- Disease: COVID-19
- Pathogen: SARS-CoV-2
- Location: Lakshadweep Islands, India
- First outbreak: Wuhan, Hubei, China
- Arrival date: 18 January 2021 (5 years and 4 months)
- Confirmed cases: 10,297
- Active cases: 5
- Deaths: 51

= COVID-19 pandemic in Lakshadweep =

Details of the global pandemic within the Indian Union Territory

The first case of COVID-19 on the Union Territory of Lakshadweep was recorded on 18 January 2021. Lakshadweep Islands, until then, was India's only COVID-free territory (state/UT), and life was fairly normal for the residents of the UT. As of 13 September 2021, there were 10,297 confirmed cases (5 active) and 51 deaths.

==Timeline==
- As on 19 January, total number of cases in Lakshadweep was 21. All of them are active cases.
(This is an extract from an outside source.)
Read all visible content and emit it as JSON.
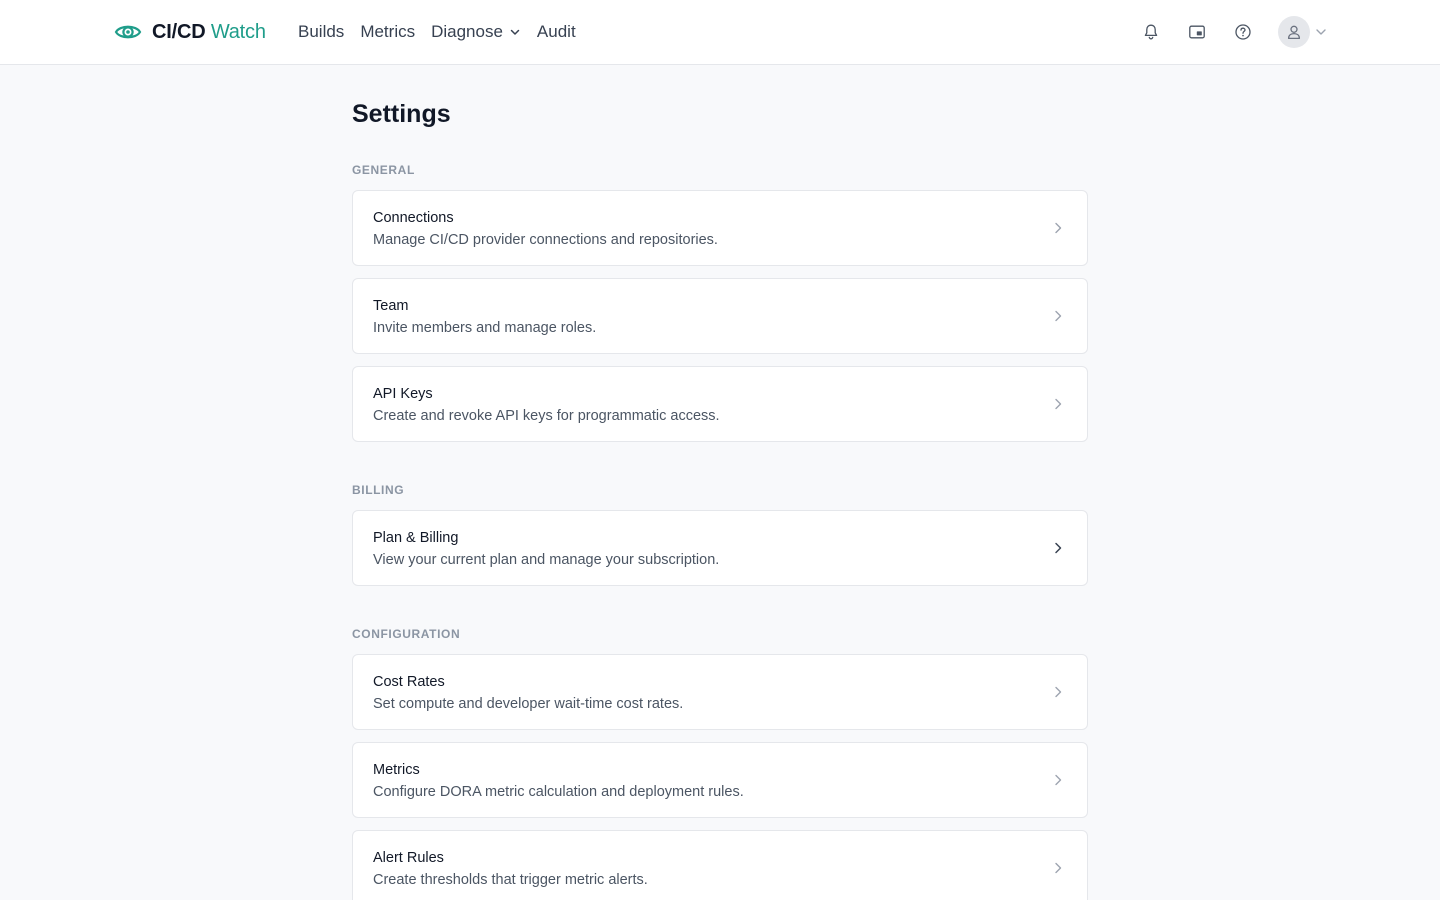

- As on 25 January, total number of cases was 67. All of them are active cases.

- As on 3 February, total number of cases was 122, including 61 active cases and 61 recoveries.

- As on 10 February, total number of cases was 178, including 63 active cases and 115 recoveries.
- As of 12 August 2021, there are 40 active cases. jk
- As of 13 September 2021, total number of cases was 10,297, including 5 active cases and 51 deaths.

== COVID-19 vaccines with approval for emergency or conditional usage ==

Two vaccines - University of Oxford’s AZD1222 (marketed as Covishield in India) and BBV152 (marketed as Covaxin, developed in India by Bharat Biotech in association with the ICMR and NIV) were approved by the Drug Controller General of India on 1 and 2 January 2021. Both can be stored, transpedorted and handled at normal refrigerated conditions (2-8 degrees Celsius).